An internal email I read discussed the proper means to compare a System.Uri in .NET 2.0. When comparing Uri's, should you use Ordinal comparison or should you use InvariantCulture?
I paused while reading... Ordinal? What is that?
The first time I opened up FxCop on an assembly I wrote, I was slightly terrified. The first thing I noticed was the number of times it suggested I should specify a culture for string comparison. I knew a bit about cultures, typically being one of the few on my development teams advocating the use of resource files for apps that *may* be internationalized one day. But FxCop threw it squarely in my face: il8n can be a harder problem than aligning the UI elements correctly for different cultures, especially when business rules dictate validation and comparison of input. FxCop made me realize the number of small yet insidious il8n bugs that I could potentially create, even though I was thinking of some of the problems.

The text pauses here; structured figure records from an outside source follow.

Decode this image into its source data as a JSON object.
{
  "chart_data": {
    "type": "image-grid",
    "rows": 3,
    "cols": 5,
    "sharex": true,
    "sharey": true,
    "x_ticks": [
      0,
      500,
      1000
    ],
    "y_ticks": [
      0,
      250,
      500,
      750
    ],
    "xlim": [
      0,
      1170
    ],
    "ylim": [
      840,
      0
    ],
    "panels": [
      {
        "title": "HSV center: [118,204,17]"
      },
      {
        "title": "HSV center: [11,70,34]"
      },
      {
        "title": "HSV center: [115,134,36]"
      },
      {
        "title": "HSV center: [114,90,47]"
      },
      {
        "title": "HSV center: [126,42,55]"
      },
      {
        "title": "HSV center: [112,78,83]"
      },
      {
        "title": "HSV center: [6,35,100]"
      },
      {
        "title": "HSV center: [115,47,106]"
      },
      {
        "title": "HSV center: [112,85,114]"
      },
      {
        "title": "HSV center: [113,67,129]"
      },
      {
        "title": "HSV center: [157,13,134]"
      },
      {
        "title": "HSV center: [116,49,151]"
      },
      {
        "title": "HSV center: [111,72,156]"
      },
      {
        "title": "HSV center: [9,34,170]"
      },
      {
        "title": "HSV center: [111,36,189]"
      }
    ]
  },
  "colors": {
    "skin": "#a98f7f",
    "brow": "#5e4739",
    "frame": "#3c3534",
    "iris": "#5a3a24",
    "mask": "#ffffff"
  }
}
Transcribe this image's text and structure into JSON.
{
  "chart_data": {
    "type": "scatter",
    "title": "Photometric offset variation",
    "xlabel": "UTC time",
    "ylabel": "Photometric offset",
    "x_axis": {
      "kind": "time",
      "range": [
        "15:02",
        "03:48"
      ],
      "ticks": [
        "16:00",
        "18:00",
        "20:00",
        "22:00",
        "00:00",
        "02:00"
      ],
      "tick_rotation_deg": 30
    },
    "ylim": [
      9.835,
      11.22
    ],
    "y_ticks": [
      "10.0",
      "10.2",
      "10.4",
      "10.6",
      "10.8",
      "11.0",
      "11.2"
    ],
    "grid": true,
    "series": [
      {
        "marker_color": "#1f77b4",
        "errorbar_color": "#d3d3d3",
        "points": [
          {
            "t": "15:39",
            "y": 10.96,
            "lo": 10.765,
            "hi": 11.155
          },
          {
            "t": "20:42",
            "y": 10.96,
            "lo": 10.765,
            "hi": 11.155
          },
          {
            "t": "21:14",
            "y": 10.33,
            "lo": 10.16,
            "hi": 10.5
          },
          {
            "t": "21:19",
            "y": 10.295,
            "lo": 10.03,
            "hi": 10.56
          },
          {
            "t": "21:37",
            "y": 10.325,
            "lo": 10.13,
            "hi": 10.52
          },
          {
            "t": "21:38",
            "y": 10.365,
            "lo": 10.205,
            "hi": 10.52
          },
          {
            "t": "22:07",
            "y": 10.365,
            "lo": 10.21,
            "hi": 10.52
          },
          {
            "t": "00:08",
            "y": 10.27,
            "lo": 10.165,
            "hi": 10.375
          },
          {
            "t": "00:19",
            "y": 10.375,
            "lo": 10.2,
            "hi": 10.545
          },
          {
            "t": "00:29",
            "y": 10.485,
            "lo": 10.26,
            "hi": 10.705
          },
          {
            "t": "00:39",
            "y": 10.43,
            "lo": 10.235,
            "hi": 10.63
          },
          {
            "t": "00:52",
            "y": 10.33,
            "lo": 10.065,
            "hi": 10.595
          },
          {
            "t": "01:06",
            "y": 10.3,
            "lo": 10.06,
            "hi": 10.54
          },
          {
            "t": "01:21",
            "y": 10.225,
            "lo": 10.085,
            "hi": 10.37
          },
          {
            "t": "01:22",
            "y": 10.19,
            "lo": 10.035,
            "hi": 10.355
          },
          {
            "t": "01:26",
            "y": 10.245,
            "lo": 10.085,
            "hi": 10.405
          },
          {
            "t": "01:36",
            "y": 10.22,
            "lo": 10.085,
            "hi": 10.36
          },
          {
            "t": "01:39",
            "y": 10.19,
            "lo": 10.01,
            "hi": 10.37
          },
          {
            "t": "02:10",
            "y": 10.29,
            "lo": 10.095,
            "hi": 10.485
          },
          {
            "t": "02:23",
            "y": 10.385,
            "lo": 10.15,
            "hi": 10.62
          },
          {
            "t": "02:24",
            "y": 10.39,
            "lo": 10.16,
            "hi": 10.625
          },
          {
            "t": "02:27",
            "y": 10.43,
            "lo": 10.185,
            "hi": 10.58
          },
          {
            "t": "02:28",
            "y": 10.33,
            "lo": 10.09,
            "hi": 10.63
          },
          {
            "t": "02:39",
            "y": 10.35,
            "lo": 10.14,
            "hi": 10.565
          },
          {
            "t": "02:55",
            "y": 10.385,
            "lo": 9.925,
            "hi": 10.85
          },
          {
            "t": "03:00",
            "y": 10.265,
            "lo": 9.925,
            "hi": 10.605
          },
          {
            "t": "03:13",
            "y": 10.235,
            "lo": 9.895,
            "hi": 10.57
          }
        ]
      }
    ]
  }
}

Back to comparing System.Uri's...
There is an article on MSDN, "New Recommendations for Using Strings in Microsoft .NET 2.0", that explains the motivation behind Ordinal comparison and the new members of the System.StringComparison enumeration in .NET 2.0. I admittedly glazed over, reading it the first time, but the third example in the section "The Motivation: The Turkish-I Problem" makes a world of sense... comparing InvariantCulture does not do a bit-wise comparison of the strings.
So, if you are comparing System.Uri's, do you compare using InvariantCulture (since the URI should be ASCII), or should you use Ordinal (given the guidance in "Choosing a StringComparison Member for Your Method Call" to use Ordinal for XML and HTTP)? The guidance from the owner of System.Uri indicated to just use Uri.Compare(). The prototype for Uri.Compare looks like:
public static int Compare(Uriuri1, Uriuri2, UriComponentspartsToCompare, UriFormatcompareFormat, StringComparisoncomparisonType);
Wow. What is UriFormat? The docs led to RFC 2396, which discuss escaping rules... so you likely want to pass SafeUnescaped when you need to compare Uri parts after the first instance of "#". But what do you pass for the StringComparison parameter? The owner of the API indicated that you should get the Uri parts and use Ordinal.
What I found even more interesting was the logic behind Uri.Compare when you pop it open using Reflector. If uri1 is not an absolute URI, and uri2 is an absolute URI, then you will always get a return of -1 despite the contents of the URI's themselves, lending weight towards absolute URIs. What is interesting is when you compare 2 Uri's with the same base, where uri1 is not absolute and uri2 is. For example, imagine your base URI is http://msdn2.microsoft.com:
uri1 = /library/system.xml.xmldocument
uri2 = http://msdn2.microsoft.com/library/system.xml.xmldocument
In this case, even though they are both pointing at the same thing, this would return a -1 for comparison. Should the Compare method automatically take into account the base Uri during comparison when the base is available?
Hopefully, I will have some blog code out within the next couple of weeks that shows why this is an interesting problem.